Polisler, doktorlar, komşular geldiğinde beni yatağımda kucağımda bebek Hakan ile otururken buldular, ağlamasın diye küçük parmağımı kardeşimin ağzına sokmuşum.
Neden bizi yanına alan, sahip çıkan bir akrabamızın olmadığını bilmiyorum. Bir teyzem varmış gibi geliyor ama bundan bile emin değilim. Hakan ile beraber yetiştirme yurduna verildik doğal olarak...Müdire hanım polislerin anlattıklarını dinledikten sonra adımı değiştirmeye karar vermiş olmalı ki ben Jale, kardeşimi ise Sinan olarak kaydetti.
Yurt günlerim hakkında dramatik öyküler anlatmayacağım çünkü kısa sürede kabullendiğim bir hayat biçimi olmuştu. Bebek kardeşim hemen evlat edinildi ve gitti, buna üzülmedim çünkü zaten kısacık ömrümüzde yaşadığımız bir kardeşlik ilişkisi yoktu. Hayat hiç bir zaman yumuşak, tatlı, pamuk şeker pembeliğinde ve yapışkanlığında sevgi dolu olmamıştı zaten. Evlat edinilmememe de aldırmadım, yurttaki yatağım rahattı, karnım doyuyordu ve okula gidiyordum.

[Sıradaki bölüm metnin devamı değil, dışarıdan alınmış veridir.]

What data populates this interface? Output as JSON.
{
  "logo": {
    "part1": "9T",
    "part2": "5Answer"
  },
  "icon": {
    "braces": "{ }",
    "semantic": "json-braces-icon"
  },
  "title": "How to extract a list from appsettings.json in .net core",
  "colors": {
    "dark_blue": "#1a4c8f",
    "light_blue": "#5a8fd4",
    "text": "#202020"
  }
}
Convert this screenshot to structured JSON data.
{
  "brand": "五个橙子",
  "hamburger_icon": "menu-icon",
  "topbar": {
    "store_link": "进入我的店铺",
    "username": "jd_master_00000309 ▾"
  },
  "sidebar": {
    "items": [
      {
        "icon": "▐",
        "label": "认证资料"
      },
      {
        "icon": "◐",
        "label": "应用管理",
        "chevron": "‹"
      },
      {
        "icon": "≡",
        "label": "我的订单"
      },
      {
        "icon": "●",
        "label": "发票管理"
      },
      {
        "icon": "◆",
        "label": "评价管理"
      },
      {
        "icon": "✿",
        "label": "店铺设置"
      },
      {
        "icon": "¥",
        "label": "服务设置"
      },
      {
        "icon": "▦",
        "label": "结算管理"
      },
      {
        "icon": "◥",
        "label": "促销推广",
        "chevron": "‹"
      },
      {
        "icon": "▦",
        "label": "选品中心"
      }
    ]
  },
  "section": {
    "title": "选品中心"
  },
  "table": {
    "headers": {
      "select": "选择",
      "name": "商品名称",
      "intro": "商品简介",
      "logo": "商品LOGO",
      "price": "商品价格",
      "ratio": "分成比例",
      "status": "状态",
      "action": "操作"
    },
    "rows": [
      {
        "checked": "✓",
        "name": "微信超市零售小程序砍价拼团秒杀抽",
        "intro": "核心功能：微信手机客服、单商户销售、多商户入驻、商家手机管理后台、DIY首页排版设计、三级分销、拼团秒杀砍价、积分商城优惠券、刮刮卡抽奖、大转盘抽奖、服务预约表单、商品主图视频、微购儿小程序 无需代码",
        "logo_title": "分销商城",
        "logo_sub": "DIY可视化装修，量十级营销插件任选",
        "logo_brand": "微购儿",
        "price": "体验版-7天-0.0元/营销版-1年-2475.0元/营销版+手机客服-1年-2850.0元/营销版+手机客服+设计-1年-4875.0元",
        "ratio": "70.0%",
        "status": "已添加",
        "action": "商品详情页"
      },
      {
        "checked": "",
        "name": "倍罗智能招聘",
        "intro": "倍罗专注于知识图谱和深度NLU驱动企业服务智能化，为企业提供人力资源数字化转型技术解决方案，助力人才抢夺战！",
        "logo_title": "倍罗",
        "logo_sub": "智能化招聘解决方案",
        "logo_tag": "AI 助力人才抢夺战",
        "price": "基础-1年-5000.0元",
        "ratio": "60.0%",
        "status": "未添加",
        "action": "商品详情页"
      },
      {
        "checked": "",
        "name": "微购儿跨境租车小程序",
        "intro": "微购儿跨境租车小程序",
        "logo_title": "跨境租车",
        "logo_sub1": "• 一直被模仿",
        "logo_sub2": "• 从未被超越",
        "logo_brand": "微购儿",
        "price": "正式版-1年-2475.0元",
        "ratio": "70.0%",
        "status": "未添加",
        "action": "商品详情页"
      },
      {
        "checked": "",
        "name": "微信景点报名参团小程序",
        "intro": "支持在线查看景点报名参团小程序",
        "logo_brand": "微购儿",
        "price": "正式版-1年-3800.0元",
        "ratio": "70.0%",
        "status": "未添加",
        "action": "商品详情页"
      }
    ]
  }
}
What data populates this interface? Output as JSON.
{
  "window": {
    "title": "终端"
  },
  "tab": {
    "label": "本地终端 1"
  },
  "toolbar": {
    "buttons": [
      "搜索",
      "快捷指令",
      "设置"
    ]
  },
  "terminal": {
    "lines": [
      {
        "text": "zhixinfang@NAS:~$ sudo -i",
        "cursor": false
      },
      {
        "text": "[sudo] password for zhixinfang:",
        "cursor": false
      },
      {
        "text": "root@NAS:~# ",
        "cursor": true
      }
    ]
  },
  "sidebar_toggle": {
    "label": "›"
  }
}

Yıllar sessiz sakin ve aynılıkla birbirini kovaladı ve ben okudum, çalıştım, hırs yaptım mimarlığı kazandım. Yüksek mimarlık diplomamı cebime koyduktan sonra okuma serüvenimi bitirip para ve güç kazanmanın yoluna baktım. Güç istiyordum hem de sonuna kadar, her şekilde güç...Fiziksel, zihinsel, parasal aklınıza ne gelirse...Kaslarımı geliştirmek için spor yaptım, korkularımı alt etmek için bütün dövüş sporlarında başarı kazanacak kadar ilerledim ve en önemlisi üniversiteden iki arkadaşım ile mühendislik mimarlık proje şirketi kurdum. Kısa sürede üstlendiğimiz projelerle inanılmaz paralar kazandık ...Güçlendim, tüm dünyaya kafa tutacak, önüme çıkan her şeyi alt edecek kadar güçlendim...
İNCİ
70lerin kaotik, karmaşık ama bir o kadar da tutkulu ve idealist ortamında hayalleri kendinden büyük olan annem idealleri yüzünden bir türlü okuldan mezun olamayan babam ile bir protesto boykotunun tam da ortasında işler alevlenmişken tanışmışlar. Emekli bir hakimin hukuk fakültesine takılıp kalan oğlu ve köy enstitüsü çıkışlı bir öğretmenin edebiyat fakültesinde okurken dünyayı değiştireceğine inanan kızı kısa sürede birbirlerine aşık olup ideallerini birleştirdiler. O boykot, bu grev, şu yürüyüş diye koştururken nasıl olduysa artık bir bebek yapmayı da başardılar.
O yıllarda evlenmeden bebek yapmak şimdilerde ki gibi doğal karşılanmıyordu. Haliyle aileler karıştı, tartıştı, küsüştü, barıştı derken iki gence acele tarafından nikah kıyıldı ve bebek okullarına engel olmasın diye anneanne tarafından koruma altına alındı.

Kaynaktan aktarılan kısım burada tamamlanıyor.